Mixed Sector Indices

Performance indexes across the sectors were largely bearish, except for the NSE Oil/Gas and Consumer Goods that closed by 0.41% and 0.07% higher respectively, while the NSE Insurance led the decliners by 1.49% down, followed by Banking and Industrial Goods indexes that shed 0.58% and 0.23% respectively.

Market breadth was negative, with decliners outpacing advancers in the ratio of 19:17, while transactions in term of volume and value were down by 13.59% and 19.76% respectively, after investors exchanged 211.82m shares worth N2.42bn, as against the previous day’s 245.14m units valued at N3.01bn. This was driven by trades in FCMB, Access Bank, UBA, Zenith Bank and FBNH.

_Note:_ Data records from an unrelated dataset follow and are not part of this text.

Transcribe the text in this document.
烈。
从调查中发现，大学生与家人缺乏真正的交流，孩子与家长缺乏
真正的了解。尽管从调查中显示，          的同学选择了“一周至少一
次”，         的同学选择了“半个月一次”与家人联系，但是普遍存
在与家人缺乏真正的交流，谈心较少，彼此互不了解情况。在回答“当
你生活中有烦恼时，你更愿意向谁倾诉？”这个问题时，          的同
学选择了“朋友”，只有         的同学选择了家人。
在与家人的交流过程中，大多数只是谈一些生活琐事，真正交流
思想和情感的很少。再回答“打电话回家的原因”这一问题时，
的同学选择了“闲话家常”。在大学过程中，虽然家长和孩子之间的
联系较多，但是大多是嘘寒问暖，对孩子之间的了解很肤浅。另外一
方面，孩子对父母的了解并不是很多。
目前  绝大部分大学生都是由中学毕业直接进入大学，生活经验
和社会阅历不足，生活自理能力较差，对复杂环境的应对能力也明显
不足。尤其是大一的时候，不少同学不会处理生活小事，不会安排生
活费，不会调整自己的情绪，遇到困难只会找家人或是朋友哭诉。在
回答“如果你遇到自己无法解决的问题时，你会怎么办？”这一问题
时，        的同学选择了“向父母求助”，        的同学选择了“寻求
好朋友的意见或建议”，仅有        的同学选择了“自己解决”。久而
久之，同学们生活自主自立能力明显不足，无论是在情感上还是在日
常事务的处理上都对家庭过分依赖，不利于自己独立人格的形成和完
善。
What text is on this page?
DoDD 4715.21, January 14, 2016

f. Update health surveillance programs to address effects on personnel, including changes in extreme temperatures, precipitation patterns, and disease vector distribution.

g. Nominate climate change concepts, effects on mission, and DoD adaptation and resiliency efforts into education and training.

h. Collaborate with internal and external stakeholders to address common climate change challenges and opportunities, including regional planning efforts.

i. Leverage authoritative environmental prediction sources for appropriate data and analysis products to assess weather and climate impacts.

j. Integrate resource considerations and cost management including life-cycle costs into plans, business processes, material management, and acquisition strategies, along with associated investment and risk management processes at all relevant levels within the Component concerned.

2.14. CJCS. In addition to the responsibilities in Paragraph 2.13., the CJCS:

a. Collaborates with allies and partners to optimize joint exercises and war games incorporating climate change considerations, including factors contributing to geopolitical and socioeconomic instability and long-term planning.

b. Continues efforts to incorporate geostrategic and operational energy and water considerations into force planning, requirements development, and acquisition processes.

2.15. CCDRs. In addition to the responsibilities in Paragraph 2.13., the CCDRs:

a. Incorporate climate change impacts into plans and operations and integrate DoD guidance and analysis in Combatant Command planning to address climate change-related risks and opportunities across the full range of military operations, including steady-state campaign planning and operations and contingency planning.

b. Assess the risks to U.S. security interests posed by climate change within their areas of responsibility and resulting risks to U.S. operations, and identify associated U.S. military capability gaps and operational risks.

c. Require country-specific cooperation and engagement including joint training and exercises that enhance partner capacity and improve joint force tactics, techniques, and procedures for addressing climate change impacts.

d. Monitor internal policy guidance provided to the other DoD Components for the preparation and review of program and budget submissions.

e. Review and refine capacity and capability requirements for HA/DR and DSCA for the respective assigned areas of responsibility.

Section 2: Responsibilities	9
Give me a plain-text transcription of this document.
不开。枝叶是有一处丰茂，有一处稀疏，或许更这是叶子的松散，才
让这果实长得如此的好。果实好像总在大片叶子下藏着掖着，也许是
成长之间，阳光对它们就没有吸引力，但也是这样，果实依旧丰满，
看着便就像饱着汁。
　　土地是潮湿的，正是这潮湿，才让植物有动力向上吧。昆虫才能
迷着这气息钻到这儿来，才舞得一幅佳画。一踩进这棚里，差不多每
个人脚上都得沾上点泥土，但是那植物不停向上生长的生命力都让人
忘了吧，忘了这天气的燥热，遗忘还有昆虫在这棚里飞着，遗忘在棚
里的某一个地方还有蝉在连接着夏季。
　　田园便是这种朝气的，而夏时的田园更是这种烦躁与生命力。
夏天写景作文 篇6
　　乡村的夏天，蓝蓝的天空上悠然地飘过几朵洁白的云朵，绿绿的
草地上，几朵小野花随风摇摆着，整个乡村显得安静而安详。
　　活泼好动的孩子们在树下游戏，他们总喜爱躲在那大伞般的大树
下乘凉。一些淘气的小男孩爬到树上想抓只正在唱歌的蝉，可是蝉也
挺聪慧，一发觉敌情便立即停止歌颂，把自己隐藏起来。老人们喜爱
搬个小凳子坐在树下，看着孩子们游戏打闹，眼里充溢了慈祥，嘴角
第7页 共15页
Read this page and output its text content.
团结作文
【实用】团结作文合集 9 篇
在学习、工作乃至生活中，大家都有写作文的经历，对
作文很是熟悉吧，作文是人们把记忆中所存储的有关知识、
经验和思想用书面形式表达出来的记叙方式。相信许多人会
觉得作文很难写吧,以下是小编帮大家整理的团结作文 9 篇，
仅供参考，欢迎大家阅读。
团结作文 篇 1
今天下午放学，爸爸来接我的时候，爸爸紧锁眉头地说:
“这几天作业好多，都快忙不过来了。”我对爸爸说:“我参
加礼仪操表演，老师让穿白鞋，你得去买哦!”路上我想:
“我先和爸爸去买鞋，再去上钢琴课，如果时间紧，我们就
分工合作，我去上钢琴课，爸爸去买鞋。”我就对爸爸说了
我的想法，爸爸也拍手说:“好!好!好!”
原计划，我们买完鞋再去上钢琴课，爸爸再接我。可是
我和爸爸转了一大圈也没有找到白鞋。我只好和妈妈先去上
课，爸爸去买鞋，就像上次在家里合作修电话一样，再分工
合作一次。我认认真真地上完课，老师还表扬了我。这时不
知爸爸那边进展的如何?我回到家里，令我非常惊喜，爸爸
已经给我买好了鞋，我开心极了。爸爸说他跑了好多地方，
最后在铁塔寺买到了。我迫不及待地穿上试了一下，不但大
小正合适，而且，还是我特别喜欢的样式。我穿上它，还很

Learn Africa and Berger Paints were the best performing stocks after gaining 9.62% and 7.44% respectively, closing at N1.14 and N6.50per share on improved Q1 earnings and market forces. On the flip side, Royal Exchange Assurance and NEM Insurance lost 10% and 9.78% respectively, closing at N0.27 and N2.03 respectively on market forces and profit taking.

Market Outlook

We expect pullbacks and repositioning ahead of Access Bank’s qualification date and Thursday’s markdown of Zenith Bank’s price for the interim dividend declared by its directors, given that the August inflation data came worse than expected at 13.22% to deepen the negative returns of many investment windows. Recall that banks have kept the market above its 50-day moving average on a daily time frame, which is equally at overbought zone in the short term.

The mixed intraday movement is likely to persist as the month of September progresses in the midst of profit booking, mismatch of economic policies and negative macroeconomic indices. This is also against the backdrop of the fact that the capital wave in the financial market may persist in the midst of relatively low-interest rates in the money market, high inflation, negative Q2 GDP of 6.1% and unstable economic outlook for the rest of 2020 as government and its economic managers are going front and back with mismatch polices and implementation.

Also, investors and traders are positioning amidst the changing sentiments in the hope of improved liquidity and positive economic indices which may reverse the current trend.

We see investors focusing on portfolio adjustment and rebalancing by targeting companies with strong potentials to grow their Q3 earnings and dividend on the strength of their earnings capacity as the year last quarter is at the corner.

Again, the current undervalue state of the market offers investors opportunities to position for the short, medium and long-term, which is why investors should target fundamentally sound, and dividend-paying stocks for possible capital appreciation for the rest of the year.